This is a draft cheat sheet. It is a work in progress and is not finished yet.
The term “data lake” has many definitions throughout the industry, ranging from a dumping ground for “to-be-used” data, to a more or less traditional EDW approach implemented on a big data platform. We would best define the data lake as an analytic system that allows data consolidation and analytic access with tunable governance. The data lake consists of a distributed, scalable file system, such as HDFS (Hadoop File System) or Amazon S3, coupled with one or many fit-for-purpose query and processing engines such as Apache Spark, Drill, Impala, and Presto.
This layer is where source data is stored in its full fidelity. This layer reduces barriers to onboarding new data, allowing early analytic access for new insights and the raw materials for “to-be” data products. Only very basic governance policies are required in the form of metadata (very often in the form of a partitioning schema) and information lifecycle management (security and disposition).

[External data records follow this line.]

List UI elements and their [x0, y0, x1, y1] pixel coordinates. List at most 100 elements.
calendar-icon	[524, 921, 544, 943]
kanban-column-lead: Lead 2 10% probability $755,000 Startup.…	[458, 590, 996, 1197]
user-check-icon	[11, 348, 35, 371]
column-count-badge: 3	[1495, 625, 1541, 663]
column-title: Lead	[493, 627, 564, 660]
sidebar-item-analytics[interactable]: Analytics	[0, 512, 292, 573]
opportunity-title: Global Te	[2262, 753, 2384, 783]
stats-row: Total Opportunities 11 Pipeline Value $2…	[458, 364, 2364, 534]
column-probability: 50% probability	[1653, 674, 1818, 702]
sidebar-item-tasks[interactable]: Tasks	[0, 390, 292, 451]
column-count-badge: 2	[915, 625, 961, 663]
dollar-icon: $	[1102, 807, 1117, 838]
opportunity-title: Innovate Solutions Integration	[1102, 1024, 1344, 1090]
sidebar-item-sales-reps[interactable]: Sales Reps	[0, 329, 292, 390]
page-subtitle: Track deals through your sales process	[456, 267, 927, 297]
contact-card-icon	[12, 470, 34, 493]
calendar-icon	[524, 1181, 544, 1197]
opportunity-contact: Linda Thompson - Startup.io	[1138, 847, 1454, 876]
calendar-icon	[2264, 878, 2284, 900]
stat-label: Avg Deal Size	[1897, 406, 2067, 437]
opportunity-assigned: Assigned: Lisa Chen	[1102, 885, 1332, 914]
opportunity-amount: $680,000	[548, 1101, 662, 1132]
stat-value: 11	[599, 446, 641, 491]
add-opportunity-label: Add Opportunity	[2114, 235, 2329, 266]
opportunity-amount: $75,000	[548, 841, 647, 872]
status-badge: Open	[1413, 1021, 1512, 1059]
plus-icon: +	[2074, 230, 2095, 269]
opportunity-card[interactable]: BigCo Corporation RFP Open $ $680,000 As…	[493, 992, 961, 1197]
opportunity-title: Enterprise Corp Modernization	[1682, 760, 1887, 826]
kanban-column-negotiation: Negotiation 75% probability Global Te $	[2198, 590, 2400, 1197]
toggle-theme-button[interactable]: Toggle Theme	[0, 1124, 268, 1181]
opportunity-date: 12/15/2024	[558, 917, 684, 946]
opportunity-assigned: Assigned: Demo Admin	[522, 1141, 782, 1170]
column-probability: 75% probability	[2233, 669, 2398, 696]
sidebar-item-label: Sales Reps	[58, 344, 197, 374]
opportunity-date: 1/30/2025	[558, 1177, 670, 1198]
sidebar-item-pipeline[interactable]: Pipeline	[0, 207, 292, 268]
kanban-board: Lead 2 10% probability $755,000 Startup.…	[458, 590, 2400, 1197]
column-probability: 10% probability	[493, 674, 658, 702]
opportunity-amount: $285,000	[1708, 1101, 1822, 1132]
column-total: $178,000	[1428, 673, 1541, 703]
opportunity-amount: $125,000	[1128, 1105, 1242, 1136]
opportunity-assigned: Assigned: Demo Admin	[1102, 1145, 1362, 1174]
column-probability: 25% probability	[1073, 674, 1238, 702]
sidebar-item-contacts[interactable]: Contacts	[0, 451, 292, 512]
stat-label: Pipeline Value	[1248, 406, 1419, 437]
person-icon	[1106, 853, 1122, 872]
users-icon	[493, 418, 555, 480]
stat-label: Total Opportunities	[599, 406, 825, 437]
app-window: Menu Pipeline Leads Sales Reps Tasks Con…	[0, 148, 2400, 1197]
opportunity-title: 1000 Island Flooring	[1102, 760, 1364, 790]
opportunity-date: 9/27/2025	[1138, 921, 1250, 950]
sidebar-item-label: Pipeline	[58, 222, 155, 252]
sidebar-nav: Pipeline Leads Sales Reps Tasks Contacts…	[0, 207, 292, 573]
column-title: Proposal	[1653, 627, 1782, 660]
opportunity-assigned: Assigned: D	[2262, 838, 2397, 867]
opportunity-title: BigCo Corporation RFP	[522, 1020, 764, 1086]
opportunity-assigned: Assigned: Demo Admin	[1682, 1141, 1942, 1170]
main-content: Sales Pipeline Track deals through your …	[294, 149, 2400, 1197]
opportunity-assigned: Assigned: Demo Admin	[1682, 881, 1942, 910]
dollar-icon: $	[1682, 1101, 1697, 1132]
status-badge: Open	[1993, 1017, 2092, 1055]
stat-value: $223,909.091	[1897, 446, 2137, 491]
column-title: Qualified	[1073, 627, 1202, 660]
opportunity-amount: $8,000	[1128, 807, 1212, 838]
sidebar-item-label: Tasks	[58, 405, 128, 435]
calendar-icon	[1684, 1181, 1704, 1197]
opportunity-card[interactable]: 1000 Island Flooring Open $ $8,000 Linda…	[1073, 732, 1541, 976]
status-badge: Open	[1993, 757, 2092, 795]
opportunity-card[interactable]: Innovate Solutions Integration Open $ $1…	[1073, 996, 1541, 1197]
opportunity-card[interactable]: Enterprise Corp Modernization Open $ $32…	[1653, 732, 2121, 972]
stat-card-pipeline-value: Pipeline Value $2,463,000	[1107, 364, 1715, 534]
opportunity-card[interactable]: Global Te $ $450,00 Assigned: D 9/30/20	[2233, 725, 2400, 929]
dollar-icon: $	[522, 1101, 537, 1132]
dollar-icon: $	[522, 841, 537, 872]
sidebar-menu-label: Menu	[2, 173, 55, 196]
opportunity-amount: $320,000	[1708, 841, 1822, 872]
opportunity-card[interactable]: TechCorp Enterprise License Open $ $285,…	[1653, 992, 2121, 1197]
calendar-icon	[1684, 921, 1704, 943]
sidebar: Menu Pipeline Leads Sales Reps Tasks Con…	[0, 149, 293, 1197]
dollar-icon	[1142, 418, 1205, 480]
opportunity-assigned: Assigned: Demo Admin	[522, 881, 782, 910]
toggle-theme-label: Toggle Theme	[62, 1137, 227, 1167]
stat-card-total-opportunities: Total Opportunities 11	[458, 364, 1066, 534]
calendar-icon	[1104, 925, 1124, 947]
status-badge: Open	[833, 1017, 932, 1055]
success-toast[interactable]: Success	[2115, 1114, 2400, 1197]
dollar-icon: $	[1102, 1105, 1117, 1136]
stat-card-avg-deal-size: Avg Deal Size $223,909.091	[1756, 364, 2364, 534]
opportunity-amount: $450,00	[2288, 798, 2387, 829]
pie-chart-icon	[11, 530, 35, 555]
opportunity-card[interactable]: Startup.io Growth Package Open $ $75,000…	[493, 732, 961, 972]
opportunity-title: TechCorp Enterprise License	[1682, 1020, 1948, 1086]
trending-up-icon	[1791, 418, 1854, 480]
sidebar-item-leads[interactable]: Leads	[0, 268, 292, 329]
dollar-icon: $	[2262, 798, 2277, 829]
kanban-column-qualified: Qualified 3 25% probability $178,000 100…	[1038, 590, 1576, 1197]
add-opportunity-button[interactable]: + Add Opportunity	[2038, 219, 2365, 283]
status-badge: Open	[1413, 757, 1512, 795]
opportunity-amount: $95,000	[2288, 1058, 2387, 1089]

Data may be graduated from the landing area to the data lake. This data has basic governance policies, including data quality, retention, and metadata. It often has standard views or projections, allowing users to interact via familiar tools such as SQL, data exploration, and business intelligence tools.
Data Science Workspace
This is the foundry of new data products. The work of data science may result in new data products, including new EDW facts.
Big Data Warehouse
This layer is fully governed, providing accurate, reliable, and well-defined information to data consumers. This big data warehouse may be platformed alongside the broader data lake, or in combination with traditional relational or MPP database technology.
Big Data Pyramid
The big data pyramid illustrates the different layers of the lake and what they represent from a data consumption and governance view.